弁当箱を机上に置いてから彼は、教室を出る。いつもと違う髪形のせいか、周りの視線が少し集まっていた。
知努は自分の教室へ戻り、彼の座席が占領されている状態に気付く。特徴的な湾曲を描いていた黄金髪の女子、ユーディットはそこで食事中だ。
正門付近で知努が捨てたはずの重箱を回収し、3段目の料理に手を付けている。女子生徒の1人は彼の存在を彼女に伝えた。
「大丈夫よ。三中負け犬に私を殴る根性なんて無いわ」
部外者に煽られる知努が俯き、老犬のようなゆっくりとした足取りで彼女の方へ歩む。女子生徒に固唾を呑んで見守られながら、ユーディットの隣の座席へ座る。
暴力を振るわない事を確認し、女子生徒はその場を離れた。半分程平らげ、ユーディットが彼の前へ重箱を置く。中身は冷えた『あなご飯』だ。
知努が3段目と2段目を取り外し、全ての中身を確認する。2段目は沢庵と《《大柄なバッタ》》らしき昆虫の佃煮、1段目が牡丹餅数個を詰めていた。
海老の天ぷらと詐称し、染子から何度もバッタの天ぷらを食べさせられている彼は、昆虫全般に苦手意識を持つ。突起のある前脚でイナゴの可能性を失う。
周りの生徒達が見つけて叫び出さないうちに、知努は佃煮を食べる。染子の虐めが原因で、小学生の彼は昆虫への恐怖心が極度に強かった。
その結果、教室でミミズを無理やり食べさせようとする同級生の腕の皮膚を噛み千切ってしまう。約半年間、同級生達から危険な子熊の認識を持たれた。
昼休憩の終了10分前に、彼は昼食を済ませる。数日ぶりの食事が平常時より美味しく感じて、重箱の中身はすぐ無くなった。
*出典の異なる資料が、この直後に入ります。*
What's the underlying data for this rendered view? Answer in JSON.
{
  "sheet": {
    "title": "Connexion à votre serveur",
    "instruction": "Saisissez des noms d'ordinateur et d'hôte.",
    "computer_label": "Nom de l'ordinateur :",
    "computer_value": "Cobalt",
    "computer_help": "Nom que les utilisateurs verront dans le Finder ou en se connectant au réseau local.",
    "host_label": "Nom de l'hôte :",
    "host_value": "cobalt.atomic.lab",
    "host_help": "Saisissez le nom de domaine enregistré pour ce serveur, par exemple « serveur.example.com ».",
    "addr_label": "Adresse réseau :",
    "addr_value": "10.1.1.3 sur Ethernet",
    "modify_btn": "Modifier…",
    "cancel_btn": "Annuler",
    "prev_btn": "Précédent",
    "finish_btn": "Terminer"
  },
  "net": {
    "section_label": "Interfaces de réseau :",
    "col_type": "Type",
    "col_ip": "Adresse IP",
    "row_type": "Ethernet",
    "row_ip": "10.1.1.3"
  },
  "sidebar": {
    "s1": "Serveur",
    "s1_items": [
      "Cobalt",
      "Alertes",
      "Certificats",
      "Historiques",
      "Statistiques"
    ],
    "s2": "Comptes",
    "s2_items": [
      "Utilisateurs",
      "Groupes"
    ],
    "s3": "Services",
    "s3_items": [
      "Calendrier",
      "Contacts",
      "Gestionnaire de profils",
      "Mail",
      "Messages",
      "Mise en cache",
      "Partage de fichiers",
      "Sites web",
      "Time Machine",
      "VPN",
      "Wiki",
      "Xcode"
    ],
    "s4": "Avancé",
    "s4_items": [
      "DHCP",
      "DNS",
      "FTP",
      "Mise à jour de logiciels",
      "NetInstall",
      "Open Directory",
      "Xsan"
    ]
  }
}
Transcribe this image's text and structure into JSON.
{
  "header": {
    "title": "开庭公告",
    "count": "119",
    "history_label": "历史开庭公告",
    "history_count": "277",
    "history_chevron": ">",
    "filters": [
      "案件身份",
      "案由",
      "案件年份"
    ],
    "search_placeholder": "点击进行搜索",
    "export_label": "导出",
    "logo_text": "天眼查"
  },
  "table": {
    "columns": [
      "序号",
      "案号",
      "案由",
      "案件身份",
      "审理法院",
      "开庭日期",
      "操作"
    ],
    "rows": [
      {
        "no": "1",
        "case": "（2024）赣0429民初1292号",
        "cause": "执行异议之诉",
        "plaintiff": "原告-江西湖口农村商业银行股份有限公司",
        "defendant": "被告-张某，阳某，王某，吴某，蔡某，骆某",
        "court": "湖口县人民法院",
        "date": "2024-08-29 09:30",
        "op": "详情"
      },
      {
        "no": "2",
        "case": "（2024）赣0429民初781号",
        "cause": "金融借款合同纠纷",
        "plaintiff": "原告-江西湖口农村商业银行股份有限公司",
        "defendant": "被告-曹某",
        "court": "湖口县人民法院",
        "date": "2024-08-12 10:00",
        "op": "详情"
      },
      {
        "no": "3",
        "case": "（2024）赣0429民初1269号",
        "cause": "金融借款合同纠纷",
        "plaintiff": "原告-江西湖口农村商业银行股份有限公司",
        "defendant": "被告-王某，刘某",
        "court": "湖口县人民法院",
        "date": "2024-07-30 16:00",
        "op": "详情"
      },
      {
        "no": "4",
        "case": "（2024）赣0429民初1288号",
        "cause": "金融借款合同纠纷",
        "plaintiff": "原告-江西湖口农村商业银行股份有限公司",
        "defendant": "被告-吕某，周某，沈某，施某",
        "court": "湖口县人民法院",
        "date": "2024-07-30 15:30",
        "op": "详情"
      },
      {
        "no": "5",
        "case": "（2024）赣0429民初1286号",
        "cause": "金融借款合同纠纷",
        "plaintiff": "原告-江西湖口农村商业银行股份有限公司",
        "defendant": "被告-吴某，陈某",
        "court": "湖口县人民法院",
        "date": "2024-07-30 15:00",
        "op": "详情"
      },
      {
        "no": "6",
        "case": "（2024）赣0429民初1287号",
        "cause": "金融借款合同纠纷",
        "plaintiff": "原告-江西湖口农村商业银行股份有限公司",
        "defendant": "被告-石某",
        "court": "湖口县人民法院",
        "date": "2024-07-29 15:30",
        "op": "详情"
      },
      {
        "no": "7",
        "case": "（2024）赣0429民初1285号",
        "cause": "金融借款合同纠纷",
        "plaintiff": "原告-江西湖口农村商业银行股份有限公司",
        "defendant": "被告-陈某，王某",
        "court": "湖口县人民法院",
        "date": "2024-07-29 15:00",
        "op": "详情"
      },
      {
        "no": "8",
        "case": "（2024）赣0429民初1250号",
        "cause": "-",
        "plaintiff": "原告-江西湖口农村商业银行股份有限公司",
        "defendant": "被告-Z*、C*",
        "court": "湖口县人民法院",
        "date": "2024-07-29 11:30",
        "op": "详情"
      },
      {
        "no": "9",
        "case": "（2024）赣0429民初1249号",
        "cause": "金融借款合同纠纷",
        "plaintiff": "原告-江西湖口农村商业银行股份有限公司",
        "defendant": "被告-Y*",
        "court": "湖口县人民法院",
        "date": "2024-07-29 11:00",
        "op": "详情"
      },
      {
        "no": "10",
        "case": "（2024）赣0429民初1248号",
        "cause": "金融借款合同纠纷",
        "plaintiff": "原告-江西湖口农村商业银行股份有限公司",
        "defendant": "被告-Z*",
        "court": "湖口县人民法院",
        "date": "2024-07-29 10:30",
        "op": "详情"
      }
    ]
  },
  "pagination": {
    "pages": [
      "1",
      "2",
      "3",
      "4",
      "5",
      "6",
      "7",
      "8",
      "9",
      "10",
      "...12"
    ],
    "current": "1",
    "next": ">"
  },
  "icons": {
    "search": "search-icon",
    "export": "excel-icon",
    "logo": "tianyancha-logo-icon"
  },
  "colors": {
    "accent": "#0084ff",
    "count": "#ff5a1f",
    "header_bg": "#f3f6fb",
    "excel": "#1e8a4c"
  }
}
「ダメね、この主人公。愛の前に立ちはだかる壁を乗り越えないなんて」
中綴じ冊子を机に置き、ユーディットが内容の文句を呟く。冊子は鶴飛火弦のほろ苦い過去を基に作られた恋愛漫画、『鶴の一人芝居』だ。
作者の櫻香が文月の姉に贈った作品は何者かによって重版され、不特定多数の手へ渡っている。ピューマも重版本で鶴飛家の悲恋事情を知った。
ピューマの『兄様』、従姉の『チー坊』はモンタギュー家の嫡男に見立てられている。一方の染子がキャピレット家の娘として、女子達の分身にされた。
想い人との約束を守る為、三中知努は決断を下す。彼1人の力で鶴飛火弦との全面衝突に臨む。誰の妨害も受けない絶好の時機が今日しか無かった。